RNA extraction and reverse
transcription-quantitative polymerase chain reaction (RT-qPCR)
Total RNA was extracted from tissue samples and
RASFs using Qiagen miRNeasy Mini kit (Qiagen GmbH), according to
the manufacturer's protocol. The cDNAs were synthesized depending
on total RNA and a reverse transcription kit (Abcam, Canada). The
reverse transcription protocol was as follows: 25˚C for 5 min, 55˚C
for 15 min and 85˚C for 5 min. The amplification of cDNAs was
performed using a SYBR®-Green Master mix kit (Qiagen
GmbH) on an Applied Biosystems 7500 Real-Time PCR system (Thermo
Fisher Scientific, Inc.). The primers were as follows: miR-27a-3p
forward, 5'-ACACTCCAGCTGGGTTCACAGTG GCTAAG-3' and reverse,
5'-AGGGCTTAGCTGCTTGTGA GCA-3'; TLR5 forward,
5'-TGCCACTGTTGAGTGCAAGTC-3' and reverse,
5'-ACCTGGAGAAGCCGAAGGTAA-3'; GAPDH forward,
5'-GACAGTCAGCCGCATCTTCT-3' and reverse, 5'-GCGCCCAATACGACCAAA-3';
U6 forward, 5'-GCTTCGGCAGCACATATACTAAAAT-3' and reverse,
5'-CGCTTCACGAATTTGCGTGTCAT-3'. The thermocycling conditions used
were 95˚C for 10 min, followed by 40 cycles of 95˚C for 15 sec,
60˚C for 30 sec and 60˚C for 15 sec. The reaction was held at 74˚C
for continuous for melting curve analysis. The relative expression
levels of miR-27a-3p and TLR5 mRNA were calculated by
2-ΔΔCT methods (24)
with normalization to U6 small nuclear RNA (U6) and GAPDH,
respectively. All PCR reactions were performed in triplicate.

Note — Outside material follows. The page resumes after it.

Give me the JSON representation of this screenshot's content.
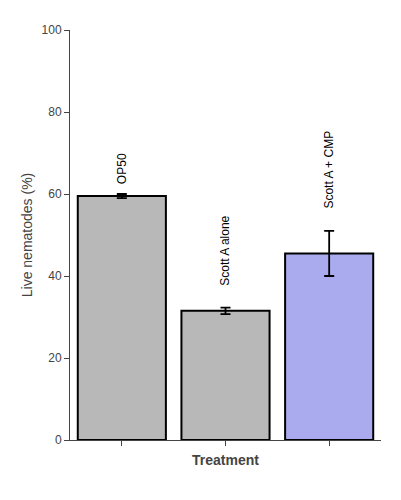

Protein extraction and western
blotting
Total protein was extracted from cultivated RASFs
using RIPA lysis buffer (Beyotime Institute of Biotechnology), and
protein concentration was determined using the BCA method. TLR5
protein expression was measured using western blotting, which was
performed according to standard procedures (25). A total of 20 µg was protein per lane
lane and separated using 8-10% SDS-PAGE. PVDF membranes (EMD
Millipore) were blocked with 3% BSA (Sigma-Aldrich; Merck KGaA) at
25˚C for 1 h. β-actin on the same membrane was used as the loading
control. The antibodies were purchased from Abcam and were as
follows: anti-TLR5 (1:2,000; cat. no. ab168382), anti-β-actin
(1:10,000; cat. no. ab227387;), horse-radish peroxidase
(HRP)-labelled anti-Rabbit IgG (1:50,000; cat. no. ab205718).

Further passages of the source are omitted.